EXCLAMATORY WORDS
390. Interjections express only emotion or feeling. They do not express ideas. However, we have a number of words which are used somewhat as interjections are used, which we may class as exclamatory words, but they express more than interjections, for they express ideas as well as emotions; but, like interjections, they are used independently and have no part in the construction of the sentence.
391. Many ordinary words and phrases are used in this way as exclamations. When they are so used they have no place in the construction of the sentence; that is, they do not depend upon the sentence in which they are used, in any way. A noun used in this way is not used as the subject or the object, but simply as an exclamation.
For example; the noun nonsense may be used as an interjection, as in the sentence; Nonsense! I do not believe a word of it. In this sentence, nonsense is a noun used as an interjection and plays no part in the sentence, either as subject or object, but is an independent construction. There are a number of words used in this way:
1. Nouns and pronouns, as fire, mercy, shame, nonsense, the idea, what.
2. Verbs like, help, look, see, listen, hark, behold, begone.
3. Adjectives like, good, well, brave, welcome, strange.
4. Adverbs like, out, indeed, how, why, back, forward.
5. Prepositions like, on, up, down.
6. Phrases like, Oh dear, dear me, good bye.
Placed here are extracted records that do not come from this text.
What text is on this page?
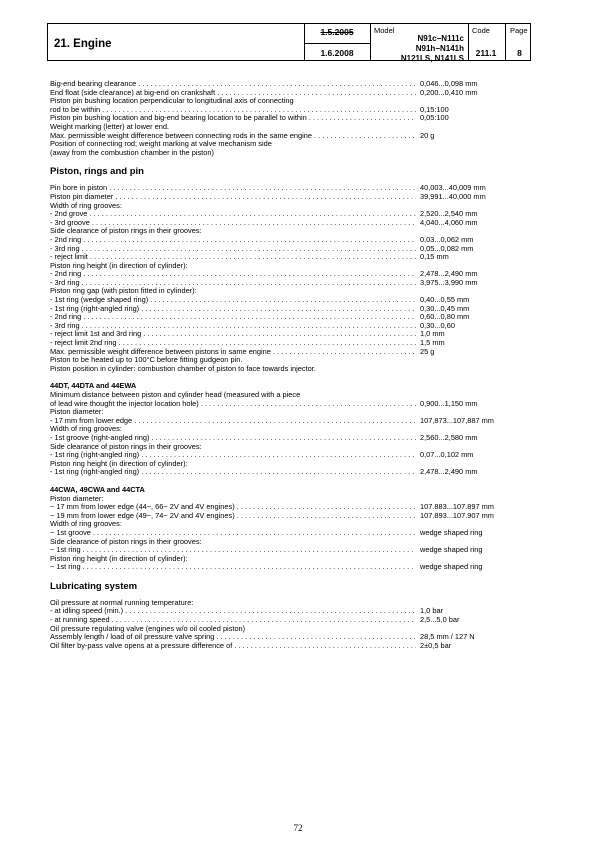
21. Engine
1.5.2005
1.6.2008
Model
N91c−N111c
N91h−N141h
N121LS, N141LS
Code
211.1
Page
8
Big-end bearing clearance . . .	0,046...0,098 mm
End float (side clearance) at big-end on crankshaft . . .	0,200...0,410 mm
Piston pin bushing location perpendicular to longitudinal axis of connecting
rod to be within . . .	0,15:100
Piston pin bushing location and big-end bearing location to be parallel to within . . .	0,05:100
Weight marking (letter) at lower end.
Max. permissible weight difference between connecting rods in the same engine . . .	20 g
Position of connecting rod; weight marking at valve mechanism side
(away from the combustion chamber in the piston)
Piston, rings and pin
Pin bore in piston . . .	40,003...40,009 mm
Piston pin diameter . . .	39,991...40,000 mm
Width of ring grooves:
- 2nd grove . . .	2,520...2,540 mm
- 3rd groove . . .	4,040...4,060 mm
Side clearance of piston rings in their grooves:
- 2nd ring . . .	0,03...0,062 mm
- 3rd ring . . .	0,05...0,082 mm
- reject limit . . .	0,15 mm
Piston ring height (in direction of cylinder):
- 2nd ring . . .	2,478...2,490 mm
- 3rd ring . . .	3,975...3,990 mm
Piston ring gap (with piston fitted in cylinder):
- 1st ring (wedge shaped ring) . . .	0,40...0,55 mm
- 1st ring (right-angled ring) . . .	0,30...0,45 mm
- 2nd ring . . .	0,60...0,80 mm
- 3rd ring . . .	0,30...0,60
- reject limit 1st and 3rd ring . . .	1,0 mm
- reject limit 2nd ring . . .	1,5 mm
Max. permissible weight difference between pistons in same engine . . .	25 g
Piston to be heated up to 100°C before fitting gudgeon pin.
Piston position in cylinder: combustion chamber of piston to face towards injector.
44DT, 44DTA and 44EWA
Minimum distance between piston and cylinder head (measured with a piece
of lead wire thought the injector location hole) . . .	0,900...1,150 mm
Piston diameter:
- 17 mm from lower edge . . .	107,873...107,887 mm
Width of ring grooves:
- 1st groove (right-angled ring) . . .	2,560...2,580 mm
Side clearance of piston rings in their grooves:
- 1st ring (right-angled ring) . . .	0,07...0,102 mm
Piston ring height (in direction of cylinder):
- 1st ring (right-angled ring) . . .	2,478...2,490 mm
44CWA, 49CWA and 44CTA
Piston diameter:
− 17 mm from lower edge (44−, 66− 2V and 4V engines) . . .	107.883...107.897 mm
− 19 mm from lower edge (49−, 74− 2V and 4V engines) . . .	107.893...107.907 mm
Width of ring grooves:
− 1st groove . . .	wedge shaped ring
Side clearance of piston rings in their grooves:
− 1st ring . . .	wedge shaped ring
Piston ring height (in direction of cylinder):
− 1st ring . . .	wedge shaped ring
Lubricating system
Oil pressure at normal running temperature:
- at idling speed (min.) . . .	1,0 bar
- at running speed . . .	2,5...5,0 bar
Oil pressure regulating valve (engines w/o oil cooled piston)
Assembly length / load of oil pressure valve spring . . .	28,5 mm / 127 N
Oil filter by-pass valve opens at a pressure difference of . . .	2±0,5 bar
72
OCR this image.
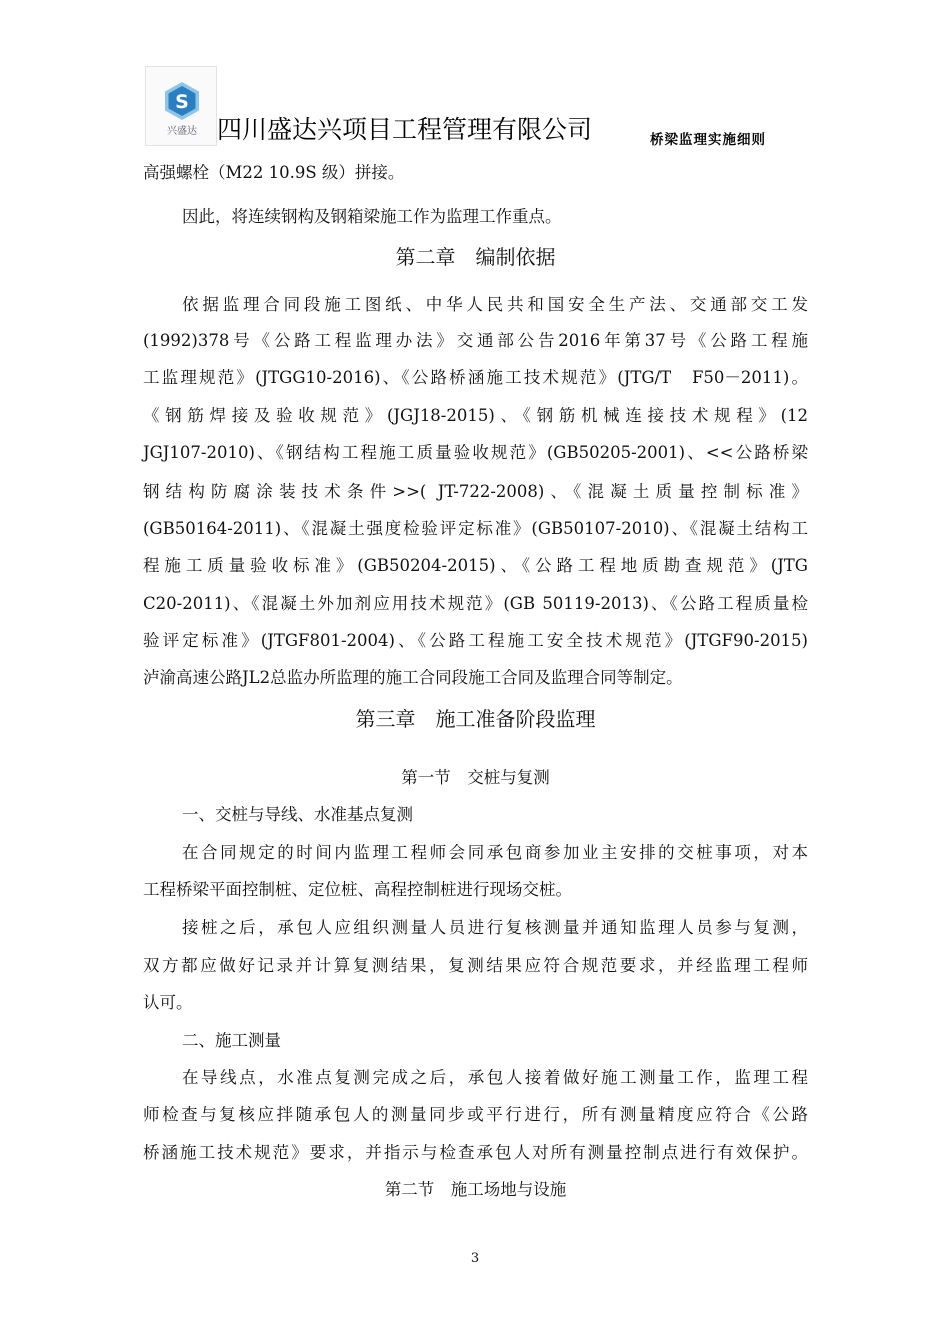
S
兴盛达 四川盛达兴项目工程管理有限公司	桥梁监理实施细则
高强螺栓（M22 10.9S 级）拼接。
因此，将连续钢构及钢箱梁施工作为监理工作重点。
第二章　编制依据
依据监理合同段施工图纸、中华人民共和国安全生产法、交通部交工发
(1992)378号《公路工程监理办法》交通部公告2016年第37号《公路工程施
工监理规范》(JTGG10-2016)、《公路桥涵施工技术规范》(JTG/T　F50－2011)。
《钢筋焊接及验收规范》(JGJ18-2015)、《钢筋机械连接技术规程》(12
JGJ107-2010)、《钢结构工程施工质量验收规范》(GB50205-2001)、<<公路桥梁
钢结构防腐涂装技术条件>>( JT-722-2008)、《混凝土质量控制标准》
(GB50164-2011)、《混凝土强度检验评定标准》(GB50107-2010)、《混凝土结构工
程施工质量验收标准》(GB50204-2015)、《公路工程地质勘查规范》(JTG
C20-2011)、《混凝土外加剂应用技术规范》(GB 50119-2013)、《公路工程质量检
验评定标准》(JTGF801-2004)、《公路工程施工安全技术规范》(JTGF90-2015)
泸渝高速公路JL2总监办所监理的施工合同段施工合同及监理合同等制定。
第三章　施工准备阶段监理
第一节　交桩与复测
一、交桩与导线、水准基点复测
在合同规定的时间内监理工程师会同承包商参加业主安排的交桩事项，对本
工程桥梁平面控制桩、定位桩、高程控制桩进行现场交桩。
接桩之后，承包人应组织测量人员进行复核测量并通知监理人员参与复测，
双方都应做好记录并计算复测结果，复测结果应符合规范要求，并经监理工程师
认可。
二、施工测量
在导线点，水准点复测完成之后，承包人接着做好施工测量工作，监理工程
师检查与复核应拌随承包人的测量同步或平行进行，所有测量精度应符合《公路
桥涵施工技术规范》要求，并指示与检查承包人对所有测量控制点进行有效保护。
第二节　施工场地与设施
3
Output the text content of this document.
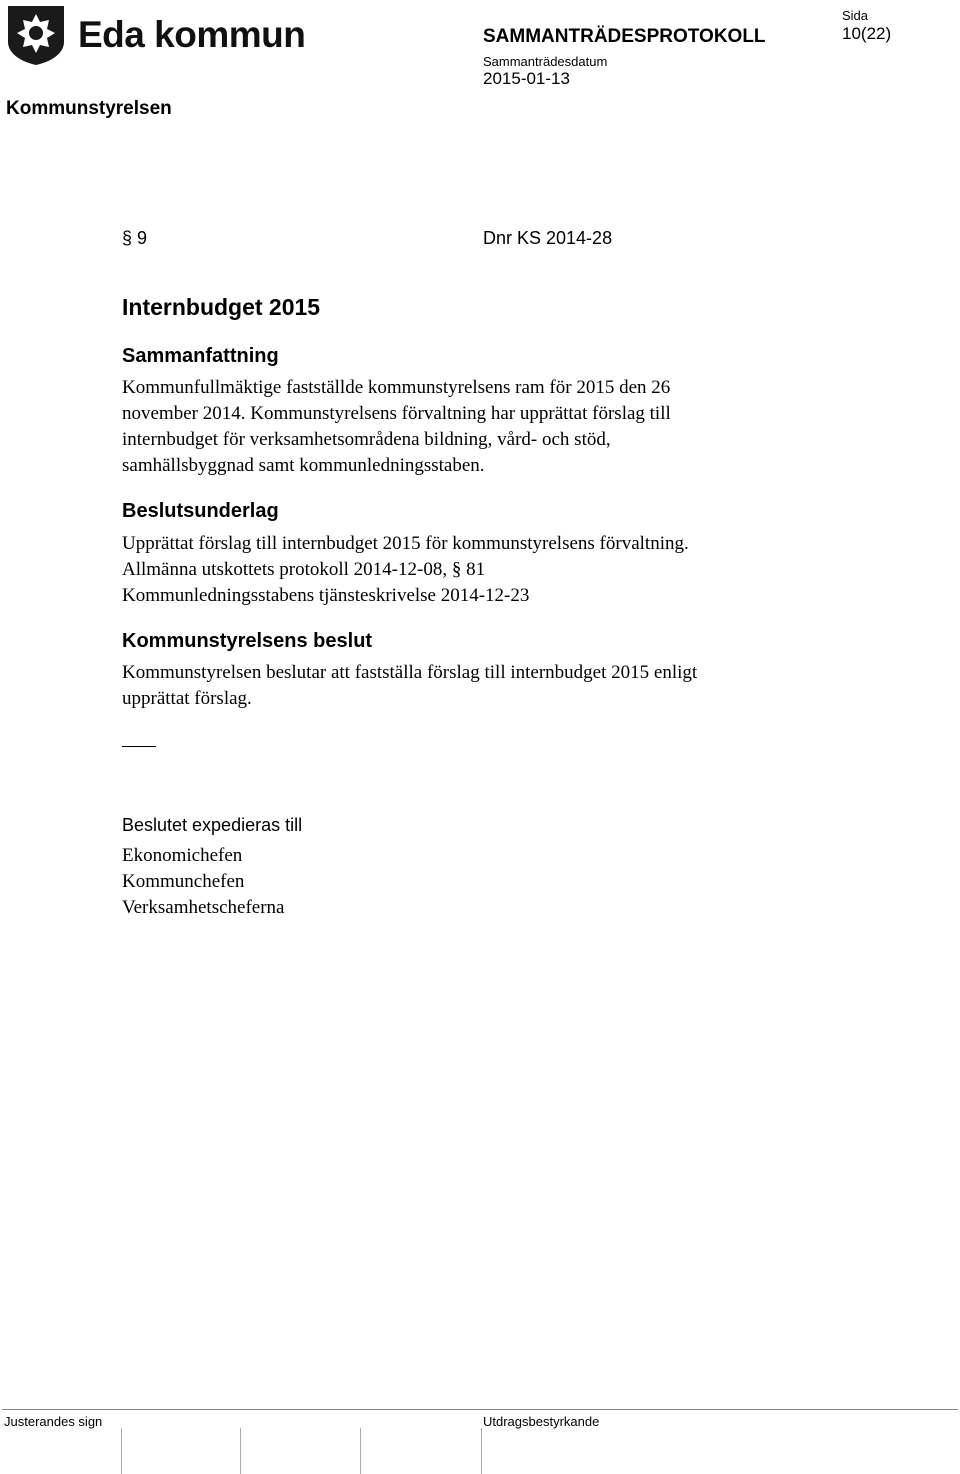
Eda kommun
Kommunstyrelsen
SAMMANTRÄDESPROTOKOLL
Sammanträdesdatum
2015-01-13
Sida
10(22)
§ 9	Dnr KS 2014-28
Internbudget 2015
Sammanfattning
Kommunfullmäktige fastställde kommunstyrelsens ram för 2015 den 26
november 2014. Kommunstyrelsens förvaltning har upprättat förslag till
internbudget för verksamhetsområdena bildning, vård- och stöd,
samhällsbyggnad samt kommunledningsstaben.
Beslutsunderlag
Upprättat förslag till internbudget 2015 för kommunstyrelsens förvaltning.
Allmänna utskottets protokoll 2014-12-08, § 81
Kommunledningsstabens tjänsteskrivelse 2014-12-23
Kommunstyrelsens beslut
Kommunstyrelsen beslutar att fastställa förslag till internbudget 2015 enligt
upprättat förslag.
Beslutet expedieras till
Ekonomichefen
Kommunchefen
Verksamhetscheferna
Justerandes sign	Utdragsbestyrkande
Words and phrases such as these, used as exclamations, are not true interjections, for they express a little more than feeling. They express an idea which, in our haste, we do not completely express. The other words necessary to the expression of the idea are omitted because of the stress of emotion. For example:
- Silence! I will hear no more.
In this sentence it is understood that we mean, Let us have silence, I will hear no more. But in the stress of our emotion, we have omitted the words, Let us have.
If we say, Good! that will do splendidly, you know that we mean, That is good, we have simply omitted That is, which is necessary to complete the sentence. Sometimes when we are greatly excited we abandon our sentence construction altogether and use only the most important words. For example:
- A sail! a sail!
This is not a sentence, for it does not contain a verb, yet we know that what was meant was, I see a sail, I see a sail.
Exercise 3
Write sentences using the words given in the foregoing list as exclamatory words, and add as many more to the list as you can think of.